Macular degeneration therapies are aimed at treating the symptoms of the disease rather than treating the cause. By understanding what happens to the immune cells in the eye, it may be possible to develop therapies to help patients who cannot be helped with existing drugs. If one can somehow reduce microRNA levels in macrophages or alter one or more molecular pathways that are regulated by this microRNA, one could potentially reduce inflammation and disrupt the abnormal growth of blood vessels in the eye.
Certain Protein Plays Key Role in Many Age-Related Diseases
Research published in the Physical Journal suggests that a key protein in the blood is involved in causing macular degeneration and other age-related diseases like Alzheimer’s and atherosclerosis. There are hundreds of proteins in our blood, but researchers focused on vitronectin, one of the most abundant. Vitronectin not only circulates in high concentrations in the blood, but also in the scaffolding between cells and is also a significant component of cholesterol. This protein is an important target for macular degeneration because it accumulates at the back of the eye and leads to vision loss. Similar deposits occur in the brain in Alzheimer’s disease and in the arteries in atherosclerosis.
Through detailed biochemical analysis, the researchers found that the protein can subtly change shape under pressure. These changes cause it to more easily bind to calcium ions in the blood, which the researchers believe leads to the formation of calcified plaque deposits that are characteristic of macular degeneration and other age-related diseases. These structural insights will streamline the development of treatments for macular degeneration by allowing researchers to custom design antibodies that selectively block the protein’s calcium binding without interfering with its other important functions in the body.
Obesity can Cause Age-Related Macular Degeneration
A Canadian study published in the journal Science uncovers another molecular mechanism that can trigger age-related macular degeneration (AMD). Research at Hôpital Maisonneuve-Rosement in Montreal shows how life stressors like obesity reprogram immune system cells, making them eye-destructive as we age.

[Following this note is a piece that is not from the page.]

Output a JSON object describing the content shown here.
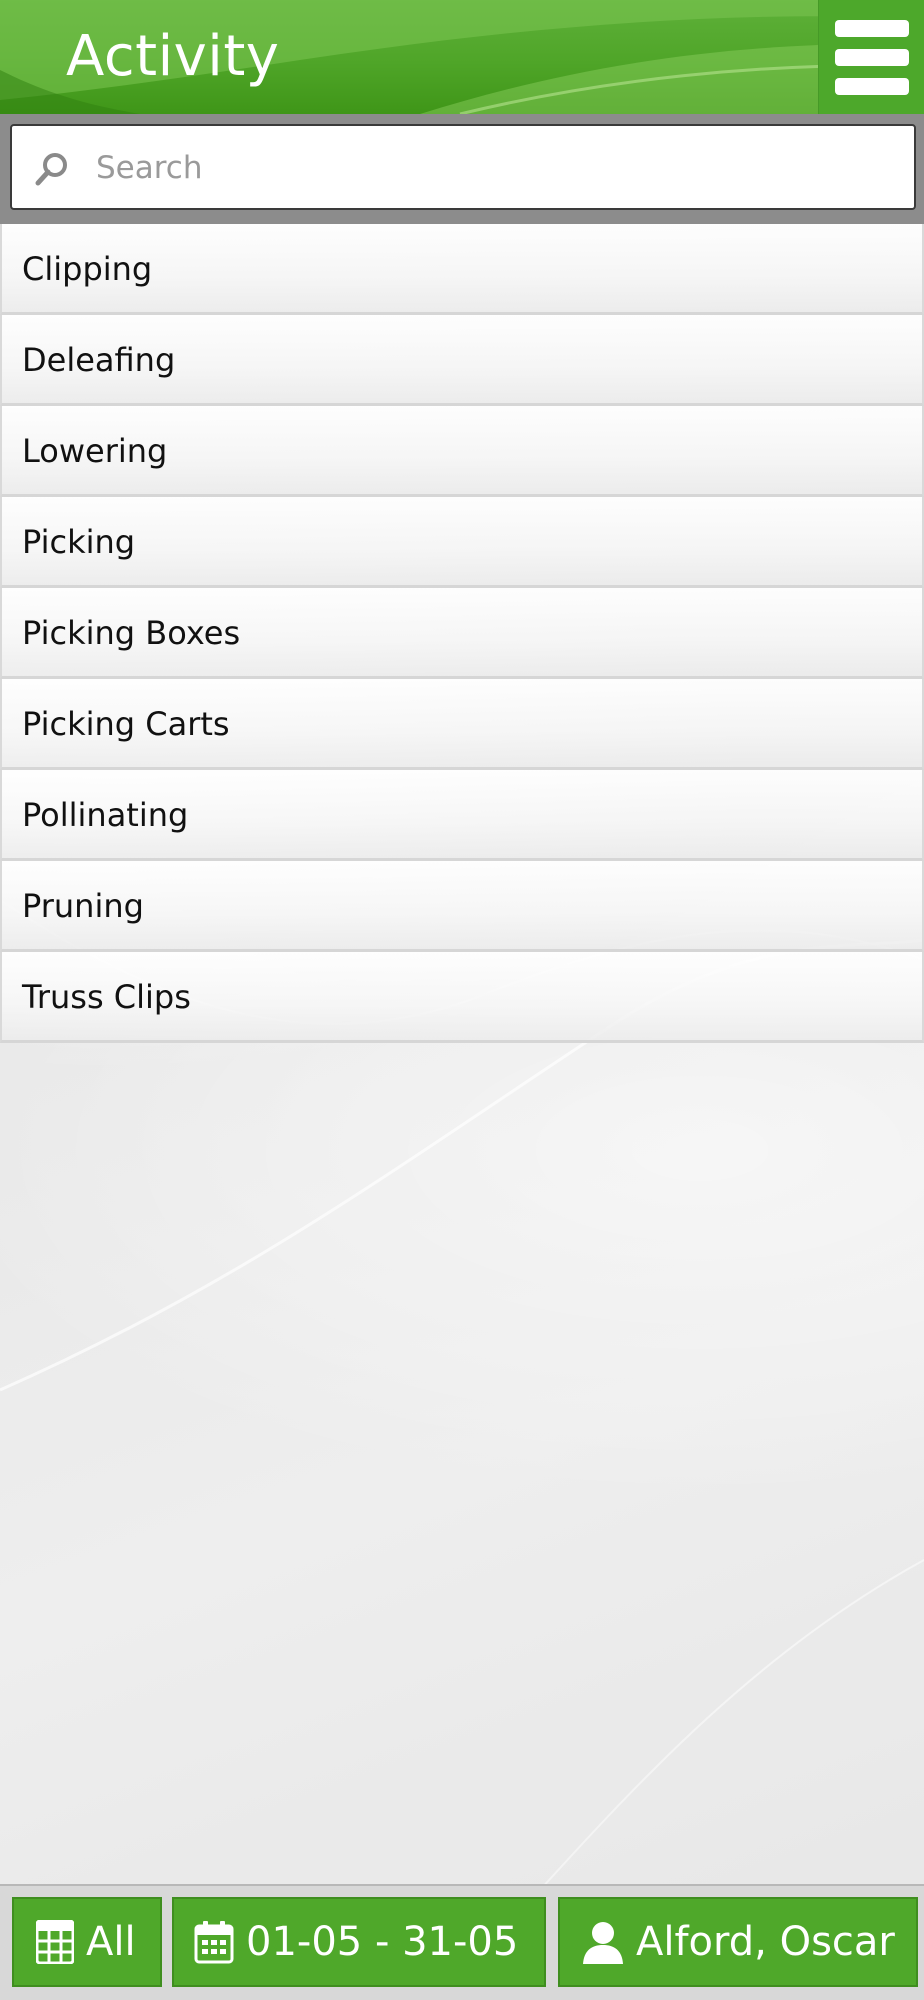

It is already known that the immune system in the eye of a person with AMD becomes dysregulated and aggressive. Normally, immune cells keep the eye healthy, but exposure to pathogens such as bacteria and viruses can damage them. At the same time, immune cells are also activated when the body is exposed to stressors, such as excess fat in obesity, making obesity the number one non-genetic risk factor for developing AMD.
In their study, the researchers used obesity as a model to accelerate and exaggerate the stressors the body experiences throughout life. They found that transient obesity, or a history of obesity, leads to persistent changes in DNA architecture within immune cells, making them more vulnerable to produce inflammatory molecules. These results provide important information about the biology of the immune cells that cause AMD and could enable the development of more tailored treatments in the future.